Газеты следующего дня пестрели новыми сенсациями. Кажется, было нечто о параллельных мирах или об атмосферных аномалиях… Мистер Браун бросил беглый взгляд и заметил лишь то, что исчезли картинки авианосцев. События внутри стеклянной тыквы – вот что было поважнее. Одно из убежищ переместилось! За ночь букашки разобрали его и собрали заново – в противоположном от фотографии конце банки!

«Да вы издеваетесь!» Уильям Браун сунул руку внутрь емкости с порывистым желанием разнести на куски все муравьиные строения… Вдруг остановил себя, отдернул ладонь. Что-то неясное, им самим непонятое, но остановило. Тогда он разыскал карандаш и воткнул в песок. Минута, другая, третья прошла. Когда первый, самый отчаянный или бестолковый из муравьев, взобрался на жало карандаша, мистер Браун подхватил его и вынес из банки.

Насекомое замерло на грифельном острие в нескольких дюймах от носа Уильяма и уж теперь оно определенно смотрело на человека. У букашки просто не было выбора: Уильям развернул ее усатой головкой к себе. Усики свисали неподвижны. Муравей боялся пошевелиться. Боялся, вероятно, даже вздохнуть – если в остальное время он дышал.

«Ну, как тебе большой внешний мир?» – спросил мистер Браун и опустил муравья на стол. Тот заметался на полированной поверхности. Банка находилась всего в футе от него, но несчастный муравей понятия не имел, как его тесный мирок выглядит снаружи. Он побежал по спирали, все расширяя круги и поминутно замирая в разных положеньях – на юг головой, на запад, на восток. По кругу, по кругу, без малейшего намека на направление. Чувства его были очевидны: насекомое мечтало вернуться в банку.

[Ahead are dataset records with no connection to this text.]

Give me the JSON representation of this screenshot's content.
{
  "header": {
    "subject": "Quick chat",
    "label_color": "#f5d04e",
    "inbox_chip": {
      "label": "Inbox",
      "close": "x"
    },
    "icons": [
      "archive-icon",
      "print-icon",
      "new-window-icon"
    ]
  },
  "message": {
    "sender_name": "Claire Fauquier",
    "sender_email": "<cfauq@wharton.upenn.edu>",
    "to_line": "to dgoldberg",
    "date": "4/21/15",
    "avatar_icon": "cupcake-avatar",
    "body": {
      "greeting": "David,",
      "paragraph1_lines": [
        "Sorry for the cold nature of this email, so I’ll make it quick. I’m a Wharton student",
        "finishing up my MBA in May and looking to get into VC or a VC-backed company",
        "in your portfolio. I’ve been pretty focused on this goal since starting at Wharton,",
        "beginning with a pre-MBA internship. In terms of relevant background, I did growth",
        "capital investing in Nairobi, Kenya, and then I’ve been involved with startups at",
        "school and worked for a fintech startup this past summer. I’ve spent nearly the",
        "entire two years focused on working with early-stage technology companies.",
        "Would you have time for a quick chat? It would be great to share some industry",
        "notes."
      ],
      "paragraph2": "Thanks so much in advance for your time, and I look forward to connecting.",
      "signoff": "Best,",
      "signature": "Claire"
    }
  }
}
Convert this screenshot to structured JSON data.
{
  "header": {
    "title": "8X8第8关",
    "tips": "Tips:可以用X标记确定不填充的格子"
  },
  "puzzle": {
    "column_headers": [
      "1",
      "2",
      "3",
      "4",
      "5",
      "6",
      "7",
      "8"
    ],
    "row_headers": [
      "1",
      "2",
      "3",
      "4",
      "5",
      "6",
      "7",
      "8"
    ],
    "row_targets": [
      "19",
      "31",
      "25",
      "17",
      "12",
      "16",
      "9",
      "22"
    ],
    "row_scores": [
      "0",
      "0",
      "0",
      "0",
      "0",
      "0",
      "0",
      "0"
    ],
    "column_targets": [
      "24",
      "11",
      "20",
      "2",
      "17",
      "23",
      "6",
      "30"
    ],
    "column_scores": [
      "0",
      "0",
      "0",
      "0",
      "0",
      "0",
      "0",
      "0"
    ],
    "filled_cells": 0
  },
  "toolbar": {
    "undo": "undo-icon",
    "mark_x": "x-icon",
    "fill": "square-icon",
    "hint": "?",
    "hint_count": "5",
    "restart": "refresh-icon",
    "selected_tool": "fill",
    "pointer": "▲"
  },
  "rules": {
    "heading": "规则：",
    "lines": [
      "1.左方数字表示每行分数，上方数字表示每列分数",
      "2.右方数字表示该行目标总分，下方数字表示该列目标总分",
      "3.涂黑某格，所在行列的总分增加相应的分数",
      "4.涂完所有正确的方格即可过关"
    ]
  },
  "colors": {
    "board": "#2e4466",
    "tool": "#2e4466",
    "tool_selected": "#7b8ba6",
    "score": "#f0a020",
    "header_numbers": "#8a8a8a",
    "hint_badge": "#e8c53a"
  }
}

Уильям сжалился над ним и поднес кончик карандаша. В ту же секунду букашка вспрыгнула на жало. «Умный!..» – похвалил Уильям и вдруг, внезапно, им овладело странное чувство: неправильности, уродливости, грешности его действий. Не по отношению к данному конкретному муравью – а вообще. Все, что проделывал мистер Браун с обитателями банки, представилось ему мерзким, приторным злодеянием.

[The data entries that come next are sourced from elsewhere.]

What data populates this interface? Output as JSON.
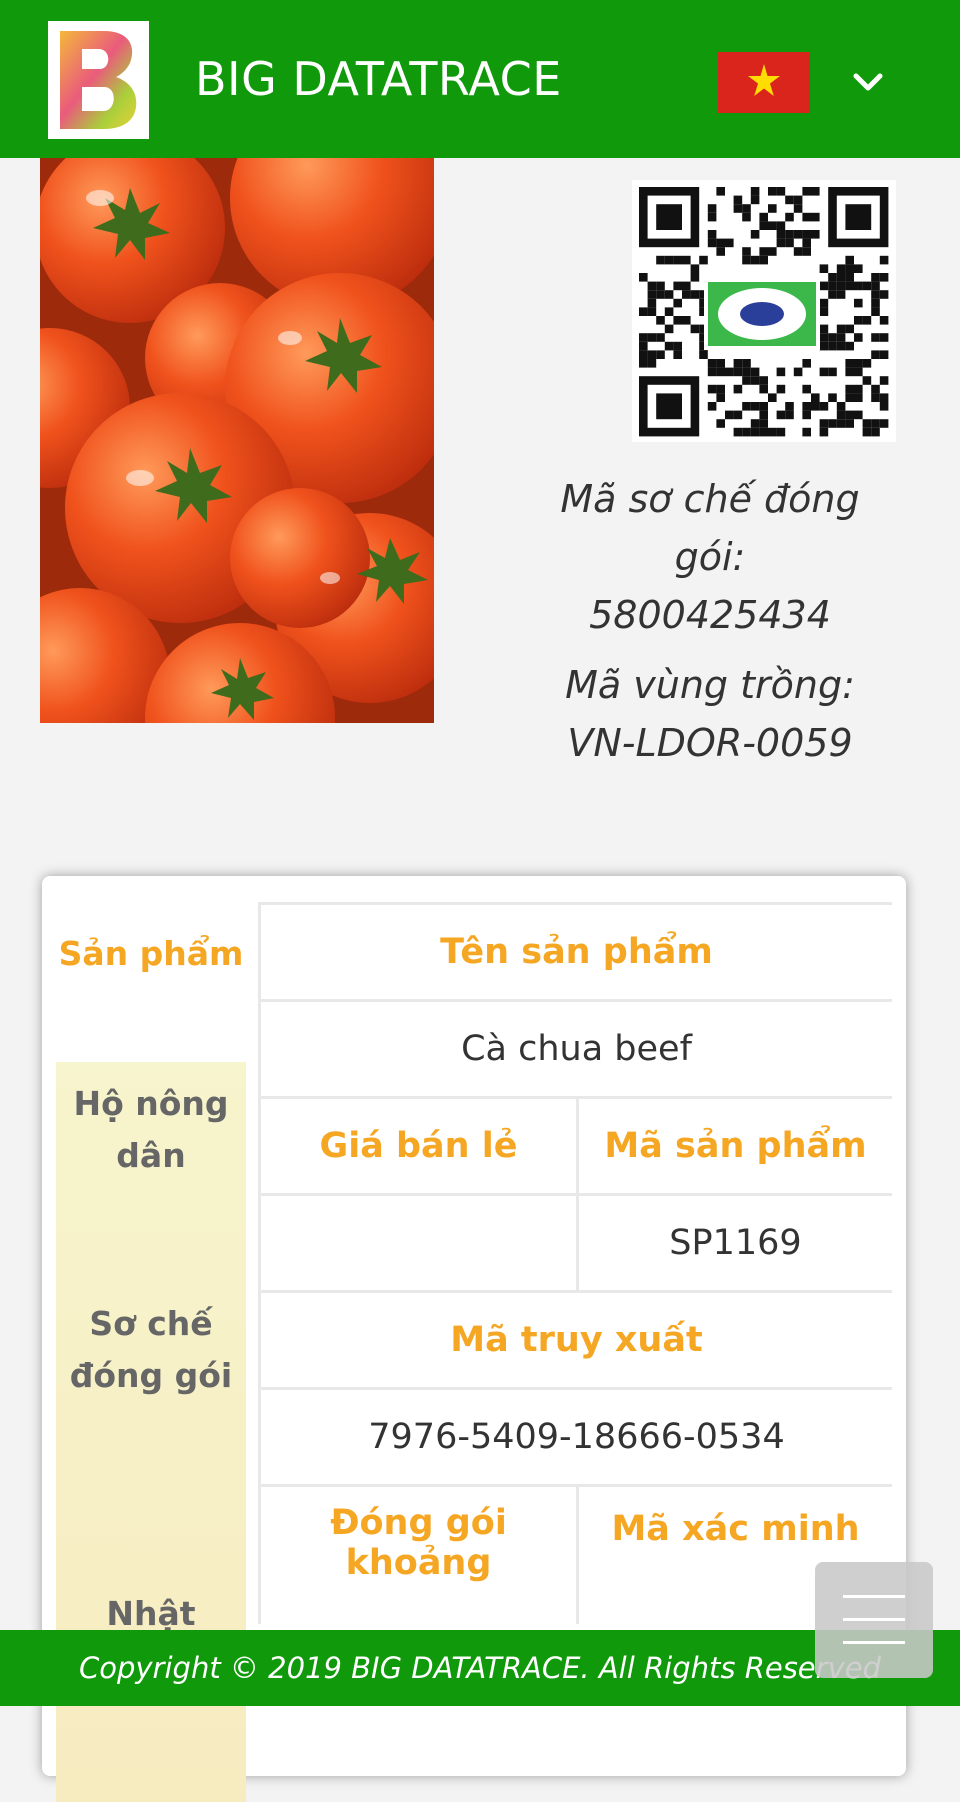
{
  "header": {
    "logo_letter": "B",
    "brand": "BIG DATATRACE",
    "language_flag": "vietnam-flag-icon",
    "menu_chevron": "chevron-down-icon",
    "colors": {
      "bar": "#109a0b",
      "accent": "#f5a623"
    }
  },
  "product": {
    "image": "tomatoes-photo",
    "qr": "qr-code",
    "packing_code_label": "Mã sơ chế đóng gói:",
    "packing_code_value": "5800425434",
    "growing_area_label": "Mã vùng trồng:",
    "growing_area_value": "VN-LDOR-0059"
  },
  "tabs": [
    {
      "label": "Sản phẩm",
      "active": true
    },
    {
      "label": "Hộ nông dân",
      "active": false
    },
    {
      "label": "Sơ chế đóng gói",
      "active": false
    },
    {
      "label": "Nhật",
      "active": false
    }
  ],
  "details": {
    "name_header": "Tên sản phẩm",
    "name_value": "Cà chua beef",
    "retail_price_header": "Giá bán lẻ",
    "retail_price_value": "",
    "product_code_header": "Mã sản phẩm",
    "product_code_value": "SP1169",
    "trace_code_header": "Mã truy xuất",
    "trace_code_value": "7976-5409-18666-0534",
    "packed_header": "Đóng gói khoảng",
    "verify_code_header": "Mã xác minh"
  },
  "footer": {
    "copyright": "Copyright © 2019 BIG DATATRACE. All Rights Reserved"
  },
  "floating_menu": "hamburger-menu-icon"
}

Он бросил карандаш вместе с букашкой на песок, накинул куртку, подхватил стеклянную емкость и вышел в теплый поздне-апрельский лес.

– Ну, потом я отыскал то самое место, где нашел их, раздвинул кусты и положил, значит, банку на бок – так, чтоб букашки могли выползти. Тепло уже было, так что в лесу они прекрасно обустроились. Больше я их и не видел.